La compañía denominada Check Point dedicada a la ciberseguridad participó en el evento Black Hat 2019, donde pudo exponer dos de las vulnerabilidades que tiene WhatsApp en el protocolo de encriptación.
Una de las fallas permite que una persona pueda hacer uso de las menciones de un grupo y modificar la identidad de quién lo escribe. También puede cambiar la identidad de alguien que no está presente en el grupo.
La otra falla permite el poder editar las palabras de otra persona parcial o totalmente. Esto es un problema muy grave ya que se podría manipular conversaciones enteras y perjudicar a una persona inocente de sus palabras.

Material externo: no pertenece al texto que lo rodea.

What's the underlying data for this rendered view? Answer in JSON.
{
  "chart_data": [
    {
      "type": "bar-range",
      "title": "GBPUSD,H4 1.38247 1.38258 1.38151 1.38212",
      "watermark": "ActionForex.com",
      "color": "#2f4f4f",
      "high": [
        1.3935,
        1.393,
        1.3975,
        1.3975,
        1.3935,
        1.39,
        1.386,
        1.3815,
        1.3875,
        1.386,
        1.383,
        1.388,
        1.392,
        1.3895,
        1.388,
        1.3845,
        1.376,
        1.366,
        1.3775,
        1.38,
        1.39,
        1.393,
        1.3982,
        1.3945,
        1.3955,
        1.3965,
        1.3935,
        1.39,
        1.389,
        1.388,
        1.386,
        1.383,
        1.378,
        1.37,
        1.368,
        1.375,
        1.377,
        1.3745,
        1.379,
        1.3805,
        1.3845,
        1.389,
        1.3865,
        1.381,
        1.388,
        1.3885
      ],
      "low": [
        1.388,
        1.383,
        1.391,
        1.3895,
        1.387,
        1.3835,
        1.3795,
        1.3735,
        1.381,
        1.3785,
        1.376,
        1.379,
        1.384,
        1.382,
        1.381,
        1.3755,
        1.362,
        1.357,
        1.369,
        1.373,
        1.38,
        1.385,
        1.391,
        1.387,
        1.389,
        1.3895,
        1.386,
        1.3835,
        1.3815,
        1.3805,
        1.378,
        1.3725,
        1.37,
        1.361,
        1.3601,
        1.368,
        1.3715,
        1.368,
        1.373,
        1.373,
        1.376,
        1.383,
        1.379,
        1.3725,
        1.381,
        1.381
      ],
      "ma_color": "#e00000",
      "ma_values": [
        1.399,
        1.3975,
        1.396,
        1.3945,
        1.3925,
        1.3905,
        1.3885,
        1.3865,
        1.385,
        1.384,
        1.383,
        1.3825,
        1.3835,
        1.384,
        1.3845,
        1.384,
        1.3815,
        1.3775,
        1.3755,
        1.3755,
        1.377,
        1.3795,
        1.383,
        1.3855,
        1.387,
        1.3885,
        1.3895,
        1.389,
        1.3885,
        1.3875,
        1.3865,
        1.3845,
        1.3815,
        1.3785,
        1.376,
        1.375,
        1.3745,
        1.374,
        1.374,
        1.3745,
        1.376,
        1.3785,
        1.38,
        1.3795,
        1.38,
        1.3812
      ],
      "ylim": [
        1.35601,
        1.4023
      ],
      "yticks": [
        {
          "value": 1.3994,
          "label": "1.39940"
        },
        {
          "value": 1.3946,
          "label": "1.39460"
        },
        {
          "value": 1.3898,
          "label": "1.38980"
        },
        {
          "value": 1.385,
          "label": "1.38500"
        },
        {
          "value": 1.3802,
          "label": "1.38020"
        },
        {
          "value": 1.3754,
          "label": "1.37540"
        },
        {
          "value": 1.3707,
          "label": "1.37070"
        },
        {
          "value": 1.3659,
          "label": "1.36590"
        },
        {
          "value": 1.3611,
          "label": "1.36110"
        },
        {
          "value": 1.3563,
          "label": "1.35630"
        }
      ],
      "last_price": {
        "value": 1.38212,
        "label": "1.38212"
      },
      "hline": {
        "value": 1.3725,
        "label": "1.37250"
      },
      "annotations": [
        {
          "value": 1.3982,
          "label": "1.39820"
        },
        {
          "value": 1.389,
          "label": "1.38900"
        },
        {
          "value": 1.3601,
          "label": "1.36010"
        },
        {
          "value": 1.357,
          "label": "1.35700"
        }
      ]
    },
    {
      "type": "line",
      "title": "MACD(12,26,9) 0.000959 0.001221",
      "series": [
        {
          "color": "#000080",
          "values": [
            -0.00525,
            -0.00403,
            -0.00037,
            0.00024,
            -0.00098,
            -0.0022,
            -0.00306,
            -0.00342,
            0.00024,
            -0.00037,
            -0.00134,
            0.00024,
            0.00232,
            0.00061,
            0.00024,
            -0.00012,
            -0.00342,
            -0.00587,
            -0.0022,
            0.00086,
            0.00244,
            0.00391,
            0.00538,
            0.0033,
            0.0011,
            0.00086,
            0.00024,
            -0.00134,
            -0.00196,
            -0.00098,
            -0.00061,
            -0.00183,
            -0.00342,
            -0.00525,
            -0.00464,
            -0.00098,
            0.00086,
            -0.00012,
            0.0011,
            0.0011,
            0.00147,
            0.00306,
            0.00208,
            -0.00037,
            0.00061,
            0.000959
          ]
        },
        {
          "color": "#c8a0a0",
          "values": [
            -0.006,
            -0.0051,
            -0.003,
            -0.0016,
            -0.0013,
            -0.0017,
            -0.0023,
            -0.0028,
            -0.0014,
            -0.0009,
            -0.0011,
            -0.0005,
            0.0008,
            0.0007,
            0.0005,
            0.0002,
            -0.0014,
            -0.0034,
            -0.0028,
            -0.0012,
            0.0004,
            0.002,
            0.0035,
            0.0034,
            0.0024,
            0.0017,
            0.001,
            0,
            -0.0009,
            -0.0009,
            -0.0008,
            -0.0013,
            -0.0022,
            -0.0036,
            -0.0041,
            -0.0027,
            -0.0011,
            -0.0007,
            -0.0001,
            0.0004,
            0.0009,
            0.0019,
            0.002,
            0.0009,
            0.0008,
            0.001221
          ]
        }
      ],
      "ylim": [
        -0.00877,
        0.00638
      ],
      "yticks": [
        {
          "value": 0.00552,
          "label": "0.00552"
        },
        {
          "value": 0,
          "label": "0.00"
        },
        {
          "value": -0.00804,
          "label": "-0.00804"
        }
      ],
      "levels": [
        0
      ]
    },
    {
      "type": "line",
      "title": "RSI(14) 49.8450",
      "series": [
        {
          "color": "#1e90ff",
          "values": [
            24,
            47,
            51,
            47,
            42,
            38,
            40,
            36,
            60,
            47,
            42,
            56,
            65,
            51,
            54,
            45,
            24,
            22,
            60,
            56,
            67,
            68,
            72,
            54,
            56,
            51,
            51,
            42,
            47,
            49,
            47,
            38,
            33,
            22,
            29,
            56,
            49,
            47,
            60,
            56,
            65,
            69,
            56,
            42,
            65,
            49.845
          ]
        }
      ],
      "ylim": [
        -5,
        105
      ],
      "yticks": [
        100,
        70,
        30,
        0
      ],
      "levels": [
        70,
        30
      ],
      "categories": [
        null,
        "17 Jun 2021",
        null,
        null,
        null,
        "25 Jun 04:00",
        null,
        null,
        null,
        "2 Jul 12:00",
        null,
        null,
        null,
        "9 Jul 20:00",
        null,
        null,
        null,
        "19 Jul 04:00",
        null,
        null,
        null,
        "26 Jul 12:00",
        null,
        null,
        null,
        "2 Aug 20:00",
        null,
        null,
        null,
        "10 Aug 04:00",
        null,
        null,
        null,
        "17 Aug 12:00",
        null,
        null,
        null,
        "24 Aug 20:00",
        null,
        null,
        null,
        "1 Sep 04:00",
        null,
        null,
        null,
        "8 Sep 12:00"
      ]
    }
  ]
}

Algo que se puede mencionar es que actualmente existen aplicaciones que permiten simular una conversación en WhatsApp y crear capturas de pantalla sin siquiera existir una marca de agua que permita a quienes las vean saber que son falsas o hechas en broma. Al ser una plataforma de comunicación de extremo a extremo ha de suponerse que la privacidad está asegurada y entonces esas capturas pueden tenerse en cuenta como verídicas ya que quién demuestre lo contrario debería ser la otra persona víctima de este tipo de hecho que podría desprestigiar su ser o reputación.
En cuanto a los problemas encontrados están presentes en la versión web de WhatsApp. Se pudo encontrar que hay un fallo al nivel de acceso a las cuentas mediante el escaneo de códigos QR pero también en el sistema de claves públicas y privadas antes de generar el código de acceso a la plataforma.
Compañía de ciberseguridad Check Point
La empresa alerta que estas fallas dan lugar a la generación de noticias falsas y ciertos rumores que podrían comprometer a ciertas personas o entidades. Check Point, la empresa de ciberseguridad, desarrolló un exploit (método) en el que se puede probar el acceso a la información encriptada haciendo notar que la mensajería cifrada de extremo a extremo no está totalmente asegurada.
Estas vulnerabilidades anteriormente fueron notificadas por la empresa aunque actualmente persisten desde hace un año de ser alertadas.